The jaws of environmental destruction are hard to close

SAVAGE SHORE: LIFE AND DEATH WITH NICARAGUA'S LAST SHARK HUNTERS By Edward Marriott Metropolitan Books 309 pp., $24

In search of the true story of the dwindling bull shark, British travel writer Edward Marriott takes the reader on a historical, archaeological, environmental, and sociological trek through Nicaragua. The stories he collects are often tragic and dismal, as desperate locals report the demise of their livelihood based on these vanishing animals. "Savage Shores: Life and Death With Nicaragua's Last Shark Hunters" drags a tight net through the entire culture of this troubled area.

From the Spanish Conquistadores, an array of pirates, up through the Civil War and the Sandinistas, this corner of Central America is brought to life through colorful and often sordid word pictures. The author carried no camera, but his vivid descriptions are a continual barrage on the senses. We join him in tasting the salt wind, frying in the heat of the sun, swatting the mosquitoes, and smelling an endless variety of unsavory characters and settings.

One cannot help but admire this writer's willingness to face continual peril in his quest for answers and understanding. Remaining unintimidated, even in a leaky dugout or on precarious footing, Marriott brings together a rich tapestry of tales.

All point to the devastating over-kill of sharks in the early 1970s during a clamor of competition and greed. Thousands of sharks were butchered each year as the high world-wide demand for shark-fin soup created many rich fishermen during a brief decade. Much of the rest of the meat was useful only for fertilizer.

In a country prone to natural disasters, earthquake, and hurricane, and with a history of invaders and genocide, which left only "one twenty-fifth" of the "pure Aztecs," it is disheartening to read of the current struggle with drugs and corruption and of "yet another milestone on the road of exploitation and wanton disregard that distinguished the history of Nicaragua in general."

With the development of organic farming, there appeared hope for economic activity not dependent on the shrinking shark population, yet most land has now been converted to tobacco, "an unchecked, brutal monoculture."

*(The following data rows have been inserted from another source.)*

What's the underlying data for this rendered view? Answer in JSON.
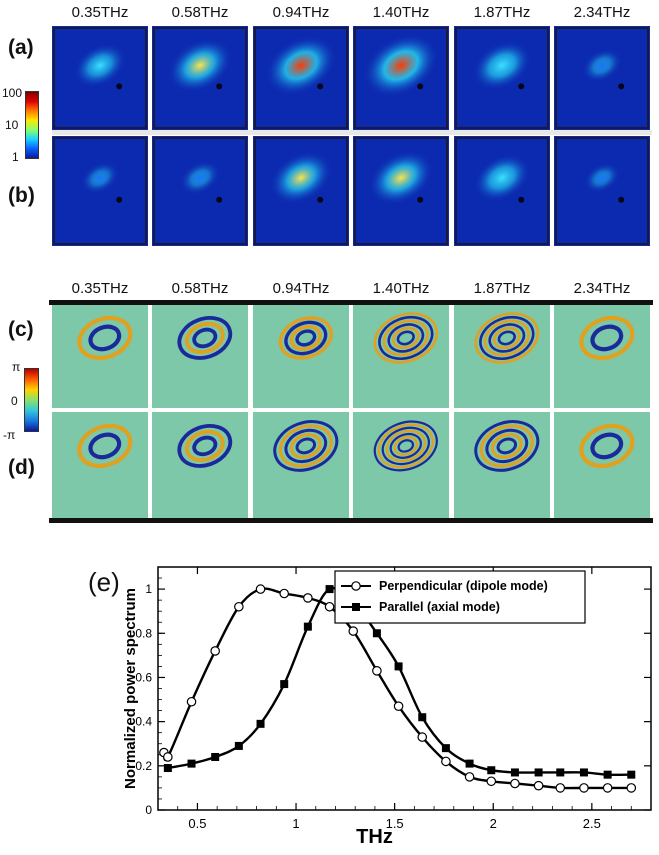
{
  "figure": {
    "top_panel": {
      "frequencies": [
        "0.35THz",
        "0.58THz",
        "0.94THz",
        "1.40THz",
        "1.87THz",
        "2.34THz"
      ],
      "row_labels": [
        "(a)",
        "(b)"
      ],
      "colorbar_ticks": [
        "100",
        "10",
        "1"
      ],
      "hotspot_intensity_a": [
        0.45,
        0.75,
        0.9,
        1.0,
        0.6,
        0.15
      ],
      "hotspot_intensity_b": [
        0.1,
        0.15,
        0.7,
        0.75,
        0.55,
        0.05
      ]
    },
    "bottom_panel": {
      "frequencies": [
        "0.35THz",
        "0.58THz",
        "0.94THz",
        "1.40THz",
        "1.87THz",
        "2.34THz"
      ],
      "row_labels": [
        "(c)",
        "(d)"
      ],
      "colorbar_ticks": [
        "π",
        "0",
        "-π"
      ],
      "ring_counts_c": [
        2,
        3,
        4,
        6,
        6,
        2
      ],
      "ring_counts_d": [
        2,
        3,
        5,
        7,
        5,
        2
      ]
    },
    "colors": {
      "jet_low": "#0a1a9a",
      "jet_mid": "#1ecbe1",
      "jet_high": "#c40000",
      "phase_bg": "#7cc8a8"
    }
  },
  "chart_data": {
    "type": "line",
    "panel_label": "(e)",
    "xlabel": "THz",
    "ylabel": "Normalized power spectrum",
    "xlim": [
      0.3,
      2.8
    ],
    "ylim": [
      0,
      1.1
    ],
    "xticks": [
      "0.5",
      "1",
      "1.5",
      "2",
      "2.5"
    ],
    "yticks": [
      "0",
      "0.2",
      "0.4",
      "0.6",
      "0.8",
      "1"
    ],
    "legend_position": "top-right",
    "series": [
      {
        "name": "Perpendicular (dipole mode)",
        "marker": "open-circle",
        "x": [
          0.33,
          0.35,
          0.47,
          0.59,
          0.71,
          0.82,
          0.94,
          1.06,
          1.17,
          1.29,
          1.41,
          1.52,
          1.64,
          1.76,
          1.88,
          1.99,
          2.11,
          2.23,
          2.34,
          2.46,
          2.58,
          2.7
        ],
        "y": [
          0.26,
          0.24,
          0.49,
          0.72,
          0.92,
          1.0,
          0.98,
          0.96,
          0.92,
          0.81,
          0.63,
          0.47,
          0.33,
          0.22,
          0.15,
          0.13,
          0.12,
          0.11,
          0.1,
          0.1,
          0.1,
          0.1
        ]
      },
      {
        "name": "Parallel (axial mode)",
        "marker": "filled-square",
        "x": [
          0.35,
          0.47,
          0.59,
          0.71,
          0.82,
          0.94,
          1.06,
          1.17,
          1.29,
          1.41,
          1.52,
          1.64,
          1.76,
          1.88,
          1.99,
          2.11,
          2.23,
          2.34,
          2.46,
          2.58,
          2.7
        ],
        "y": [
          0.19,
          0.21,
          0.24,
          0.29,
          0.39,
          0.57,
          0.83,
          1.0,
          0.94,
          0.8,
          0.65,
          0.42,
          0.28,
          0.21,
          0.18,
          0.17,
          0.17,
          0.17,
          0.17,
          0.16,
          0.16
        ]
      }
    ]
  }
}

Marriott is no less adept at describing the lives of these fearsome animals. The bull shark is the only one of this species to live in salt and fresh water, making the inland rivers and lakes of Nicaragua as perilous as its Atlantic shores.

The sharks are voracious eaters and can smell blood a mile away. Woe to anyone whose boat capsizes in these waters! During World War II, more sailors "were taken by sharks than had been killed in attacks close to shore in all of recorded history."

Marriott tracked down legends of the earliest people inhabiting the lake areas of Nicaragua and confirmed that sharks were utilized for human sacrificial rituals. Today, it appears that the fishermen who cling to the hope of a shark-revival are the sacrificial victims.

The possibility of a regeneration of the bull shark looks unlikely. Readers are left with the suggestion that perhaps tourism is the only hope left for this country. The ancient port of Granada has "heritage" and possibilities. "But for now," Marriott writes, "still impoverished and mangy, the city belonged to no one but itself."

* Marjorie D. Hamlin is a freelance writer in St. Louis.